Neonatal Selenoenzyme Expression Is Variably Susceptible to Duration of Maternal Selenium Deficiency
Laura G. Sherlock,
Durganili Balasubramaniyan,
Lijun Zheng,
Miguel Zarate,
Thomas Sizemore,
Cassidy Delaney,
Trent E. Tipple,
Clyde J. Wright,
Eva Nozik-Grayck
Affiliations
Laura G. Sherlock
Perinatal Research Center, Department of Pediatrics, University of Colorado Anschutz Medical Campus, Aurora, CO 80045, USA
Durganili Balasubramaniyan
Perinatal Research Center, Department of Pediatrics, University of Colorado Anschutz Medical Campus, Aurora, CO 80045, USA
Lijun Zheng
Perinatal Research Center, Department of Pediatrics, University of Colorado Anschutz Medical Campus, Aurora, CO 80045, USA
Miguel Zarate
Perinatal Research Center, Department of Pediatrics, University of Colorado Anschutz Medical Campus, Aurora, CO 80045, USA
Thomas Sizemore
Perinatal Research Center, Department of Pediatrics, University of Colorado Anschutz Medical Campus, Aurora, CO 80045, USA
Cassidy Delaney
Cardiovascular Pulmonary Research Laboratories, Departments of Pediatrics and Medicine, University of Colorado Anschutz Medical Campus, Aurora, CO 80045, USA
Trent E. Tipple
Department of Pediatrics, University of Oklahoma College of Medicine, Oklahoma City, OK 73104, USA
Clyde J. Wright
Perinatal Research Center, Department of Pediatrics, University of Colorado Anschutz Medical Campus, Aurora, CO 80045, USA
Eva Nozik-Grayck
Cardiovascular Pulmonary Research Laboratories, Departments of Pediatrics and Medicine, University of Colorado Anschutz Medical Campus, Aurora, CO 80045, USA
Maternal selenium (Se) deficiency is associated with decreased neonatal Se levels, which increases the risk for neonatal morbidities.
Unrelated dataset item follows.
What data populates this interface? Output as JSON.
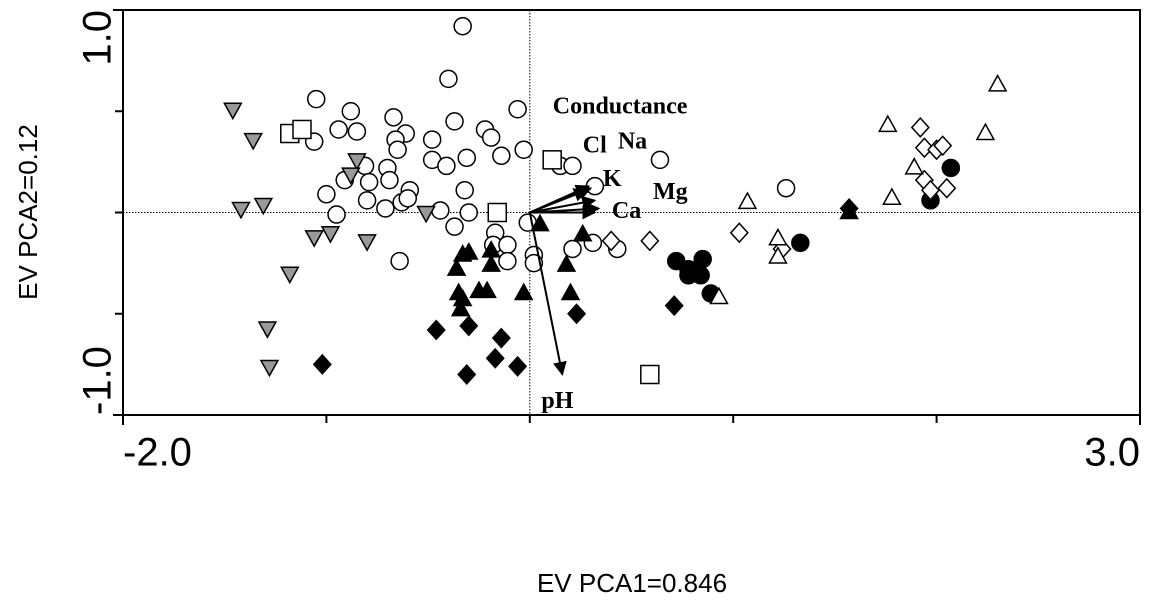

There is a hierarchy to selenoprotein expression after Se deficiency in adult rodents, depending on the particular protein and organ evaluated. However, it is unknown how limited Se supply during pregnancy impacts neonatal selenoprotein expression. We used an Se-deficient diet to induce perinatal Se deficiency (SeD), initiated 2–4 weeks before onset of breeding and continuing through gestation. Neonatal plasma, liver, heart, kidney, and lung were collected on the day of birth and assessed for selenoproteins, factors required for Se processing, and non-Se containing antioxidant enzymes (AOE). Maternal SeD reduced neonatal circulating and hepatic glutathione peroxidase (GPx) activity, as well as hepatic expression of Gpx1 and selenophosphate synthetase 2 (Sps2). In contrast, the impact of maternal SeD on hepatic thioredoxin reductase 1, hepatic non-Se containing AOEs, as well as cardiac, renal, and pulmonary GPx activity, varied based on duration of maternal exposure to SeD diet. We conclude that the neonatal liver and circulation demonstrate earlier depletion in selenoenzyme activity after maternal SeD. Our data indicate that prolonged maternal SeD may escalate risk to the neonate by progressively diminishing Se-containing AOE across multiple organs.